Michael Gove

Environment secretary Michael Gove has said a deposit return scheme will be introduced in the UK

The Daily Mail and others are celebrating today’s announcement of the go-ahead of the deposit return scheme for plastic bottles. But even before the official consultation begins, there is a very different view emerging among industry and environmental sources as to the government’s handling of the plastic crisis.

“Omnishambles” was the damming phrase used by one leading supplier involved in the talks, while one charity boss described the situation in Westminster as “chaos”.

The never-ending drip-feed of confusing announcements by various ministers including, today, Michael Gove, the chancellor and the PM herself, has smacked not of a joined-up policy on plastic but of kneejerk reaction politics and one-upmanship.

Meanwhile there are still huge questions about how DRS will work with the proposed tax on single-use plastics, and how the failing PRN system currently used to incentivise recycling will be reviewed.

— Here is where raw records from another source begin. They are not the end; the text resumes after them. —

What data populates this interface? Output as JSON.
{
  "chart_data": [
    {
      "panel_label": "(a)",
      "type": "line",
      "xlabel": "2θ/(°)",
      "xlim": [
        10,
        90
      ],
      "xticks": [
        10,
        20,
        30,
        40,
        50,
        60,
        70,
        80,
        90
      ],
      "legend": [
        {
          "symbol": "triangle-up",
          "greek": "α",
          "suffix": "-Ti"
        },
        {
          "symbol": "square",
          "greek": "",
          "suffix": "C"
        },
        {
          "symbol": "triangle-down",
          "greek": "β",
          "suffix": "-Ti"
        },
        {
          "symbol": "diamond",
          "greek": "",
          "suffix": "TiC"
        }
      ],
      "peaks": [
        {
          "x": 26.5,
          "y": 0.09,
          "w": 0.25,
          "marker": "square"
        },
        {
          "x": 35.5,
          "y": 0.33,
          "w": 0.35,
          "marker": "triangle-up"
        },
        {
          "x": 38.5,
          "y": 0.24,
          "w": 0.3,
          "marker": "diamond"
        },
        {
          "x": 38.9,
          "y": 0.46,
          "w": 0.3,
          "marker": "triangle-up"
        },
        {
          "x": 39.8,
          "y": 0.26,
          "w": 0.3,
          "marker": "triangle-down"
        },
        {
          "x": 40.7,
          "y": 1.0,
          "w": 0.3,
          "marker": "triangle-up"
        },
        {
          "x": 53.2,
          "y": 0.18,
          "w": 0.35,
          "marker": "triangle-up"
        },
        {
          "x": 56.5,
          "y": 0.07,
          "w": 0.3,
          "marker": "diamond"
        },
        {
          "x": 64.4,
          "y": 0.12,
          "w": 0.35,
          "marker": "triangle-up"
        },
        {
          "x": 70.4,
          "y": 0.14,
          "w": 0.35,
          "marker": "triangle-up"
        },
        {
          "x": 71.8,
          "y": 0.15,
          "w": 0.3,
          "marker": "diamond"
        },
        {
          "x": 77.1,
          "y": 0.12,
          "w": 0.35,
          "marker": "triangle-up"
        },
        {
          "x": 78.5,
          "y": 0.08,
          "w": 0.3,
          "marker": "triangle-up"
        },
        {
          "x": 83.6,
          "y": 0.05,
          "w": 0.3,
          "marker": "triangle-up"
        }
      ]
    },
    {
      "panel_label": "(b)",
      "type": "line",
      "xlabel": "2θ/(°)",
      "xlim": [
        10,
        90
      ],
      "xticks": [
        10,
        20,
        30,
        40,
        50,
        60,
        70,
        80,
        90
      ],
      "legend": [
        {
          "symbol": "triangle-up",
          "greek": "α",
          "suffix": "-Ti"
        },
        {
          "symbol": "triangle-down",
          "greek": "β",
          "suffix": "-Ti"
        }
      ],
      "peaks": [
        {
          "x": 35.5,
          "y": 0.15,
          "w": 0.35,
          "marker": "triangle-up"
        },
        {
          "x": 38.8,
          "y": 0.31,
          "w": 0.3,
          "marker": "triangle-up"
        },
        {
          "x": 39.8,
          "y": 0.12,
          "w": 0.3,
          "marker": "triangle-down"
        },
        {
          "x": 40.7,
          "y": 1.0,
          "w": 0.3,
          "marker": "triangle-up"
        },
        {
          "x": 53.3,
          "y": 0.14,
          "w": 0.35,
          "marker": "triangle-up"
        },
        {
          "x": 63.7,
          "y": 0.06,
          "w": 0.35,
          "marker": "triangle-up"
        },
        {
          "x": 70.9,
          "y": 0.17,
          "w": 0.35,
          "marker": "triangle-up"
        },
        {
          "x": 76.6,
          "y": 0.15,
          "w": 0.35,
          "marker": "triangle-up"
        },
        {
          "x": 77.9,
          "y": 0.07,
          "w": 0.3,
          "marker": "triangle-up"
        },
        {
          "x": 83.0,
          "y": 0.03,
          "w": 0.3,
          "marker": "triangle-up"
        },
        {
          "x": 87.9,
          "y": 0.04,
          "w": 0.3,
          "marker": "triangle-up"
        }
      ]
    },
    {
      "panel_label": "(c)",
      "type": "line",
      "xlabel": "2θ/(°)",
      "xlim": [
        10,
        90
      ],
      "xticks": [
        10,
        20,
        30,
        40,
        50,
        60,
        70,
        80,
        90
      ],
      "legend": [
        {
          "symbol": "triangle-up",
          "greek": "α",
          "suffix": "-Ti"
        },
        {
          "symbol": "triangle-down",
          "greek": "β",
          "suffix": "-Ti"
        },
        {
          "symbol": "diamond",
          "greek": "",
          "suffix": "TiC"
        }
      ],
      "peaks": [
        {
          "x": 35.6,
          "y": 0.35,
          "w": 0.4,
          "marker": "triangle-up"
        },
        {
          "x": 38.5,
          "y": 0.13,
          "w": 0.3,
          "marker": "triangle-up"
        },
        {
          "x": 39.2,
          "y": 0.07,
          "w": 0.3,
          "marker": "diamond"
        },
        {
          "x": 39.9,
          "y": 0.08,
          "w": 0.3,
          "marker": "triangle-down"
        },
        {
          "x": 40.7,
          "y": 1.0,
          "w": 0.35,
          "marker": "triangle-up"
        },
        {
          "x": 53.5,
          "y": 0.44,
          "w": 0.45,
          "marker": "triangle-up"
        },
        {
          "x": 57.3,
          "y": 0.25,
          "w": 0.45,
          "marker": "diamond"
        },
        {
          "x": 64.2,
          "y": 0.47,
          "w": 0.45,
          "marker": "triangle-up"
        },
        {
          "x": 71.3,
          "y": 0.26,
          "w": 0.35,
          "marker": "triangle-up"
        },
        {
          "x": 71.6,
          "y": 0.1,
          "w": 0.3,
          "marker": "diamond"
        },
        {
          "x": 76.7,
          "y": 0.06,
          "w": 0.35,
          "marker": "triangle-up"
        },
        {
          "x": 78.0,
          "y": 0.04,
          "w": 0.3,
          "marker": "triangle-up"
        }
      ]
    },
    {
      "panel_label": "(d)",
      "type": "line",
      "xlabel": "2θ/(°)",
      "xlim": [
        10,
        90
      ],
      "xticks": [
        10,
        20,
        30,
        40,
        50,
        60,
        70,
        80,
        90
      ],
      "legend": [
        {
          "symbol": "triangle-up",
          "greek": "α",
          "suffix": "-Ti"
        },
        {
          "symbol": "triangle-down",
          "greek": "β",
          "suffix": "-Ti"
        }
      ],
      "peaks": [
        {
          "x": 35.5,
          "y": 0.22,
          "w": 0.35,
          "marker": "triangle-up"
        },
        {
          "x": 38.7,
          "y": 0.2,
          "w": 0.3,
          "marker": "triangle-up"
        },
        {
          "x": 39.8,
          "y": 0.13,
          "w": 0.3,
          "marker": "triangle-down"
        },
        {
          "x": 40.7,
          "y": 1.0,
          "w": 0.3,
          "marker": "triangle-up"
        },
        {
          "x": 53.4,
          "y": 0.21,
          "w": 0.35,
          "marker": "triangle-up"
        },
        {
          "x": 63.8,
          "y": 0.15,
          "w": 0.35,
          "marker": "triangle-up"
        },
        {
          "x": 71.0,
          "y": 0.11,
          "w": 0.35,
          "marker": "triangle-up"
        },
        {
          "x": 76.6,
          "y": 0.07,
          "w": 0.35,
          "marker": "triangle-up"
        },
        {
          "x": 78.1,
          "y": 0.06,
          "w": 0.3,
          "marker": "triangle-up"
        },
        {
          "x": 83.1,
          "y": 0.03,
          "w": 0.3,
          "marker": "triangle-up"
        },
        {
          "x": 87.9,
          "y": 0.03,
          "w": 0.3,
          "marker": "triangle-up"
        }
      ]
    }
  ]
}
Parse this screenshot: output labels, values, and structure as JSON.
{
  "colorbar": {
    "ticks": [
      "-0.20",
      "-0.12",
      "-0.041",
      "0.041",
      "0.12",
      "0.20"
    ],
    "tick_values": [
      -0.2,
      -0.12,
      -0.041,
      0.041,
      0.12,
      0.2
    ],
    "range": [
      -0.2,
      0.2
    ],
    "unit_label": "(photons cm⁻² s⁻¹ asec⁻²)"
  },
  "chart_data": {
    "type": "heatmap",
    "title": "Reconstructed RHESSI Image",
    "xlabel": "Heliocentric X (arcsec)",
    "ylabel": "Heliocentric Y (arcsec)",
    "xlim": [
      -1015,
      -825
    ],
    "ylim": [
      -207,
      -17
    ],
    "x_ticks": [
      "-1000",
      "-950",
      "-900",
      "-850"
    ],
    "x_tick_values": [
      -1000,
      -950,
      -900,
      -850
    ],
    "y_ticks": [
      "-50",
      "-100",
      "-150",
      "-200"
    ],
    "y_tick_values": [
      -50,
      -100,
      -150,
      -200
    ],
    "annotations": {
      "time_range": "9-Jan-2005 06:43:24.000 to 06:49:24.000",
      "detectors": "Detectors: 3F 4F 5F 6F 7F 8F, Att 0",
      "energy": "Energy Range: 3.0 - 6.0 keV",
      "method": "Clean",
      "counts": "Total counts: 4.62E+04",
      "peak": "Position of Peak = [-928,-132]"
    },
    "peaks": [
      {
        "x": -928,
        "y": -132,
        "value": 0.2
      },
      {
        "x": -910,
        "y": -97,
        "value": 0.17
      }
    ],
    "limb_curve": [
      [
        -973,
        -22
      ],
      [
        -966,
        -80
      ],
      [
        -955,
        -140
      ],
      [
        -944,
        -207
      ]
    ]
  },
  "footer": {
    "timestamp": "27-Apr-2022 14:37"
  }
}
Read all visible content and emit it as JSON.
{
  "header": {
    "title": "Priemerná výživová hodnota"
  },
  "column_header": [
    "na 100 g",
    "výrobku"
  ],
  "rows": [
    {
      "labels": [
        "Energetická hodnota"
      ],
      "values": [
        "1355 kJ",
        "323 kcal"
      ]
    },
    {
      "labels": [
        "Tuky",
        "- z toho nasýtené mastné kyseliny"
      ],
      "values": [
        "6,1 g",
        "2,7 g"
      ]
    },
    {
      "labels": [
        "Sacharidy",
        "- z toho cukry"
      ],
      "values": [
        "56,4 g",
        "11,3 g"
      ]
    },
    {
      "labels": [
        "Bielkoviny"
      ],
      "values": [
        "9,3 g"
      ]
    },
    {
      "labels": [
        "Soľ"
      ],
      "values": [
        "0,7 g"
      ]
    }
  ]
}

How will DRS be brought in in a way that doesn’t devastate local authority recycling income?

How will the move fit in with the plans due to come from Wrap next month?

These are just some of the unanswered questions, yet there is no stopping Gove, it seems.

While many welcome his arrival at Defra – in the belief that the appointment of a ‘heavyweight’ to the role would help raise the profile of the industry – there are suspicions that all may not be what it seems.

Why has DRS been announced today, when a few weeks ago the government was saying it needed to wait until the consultation?

It all looks alarmingly like certain media giants pushing for DRS are running the show – note the glowing interview with Gove today in the Mail.

A future candidate for PM? The lavish praise won’t have done him any harm. But will joined-up policymaking be lost along the way?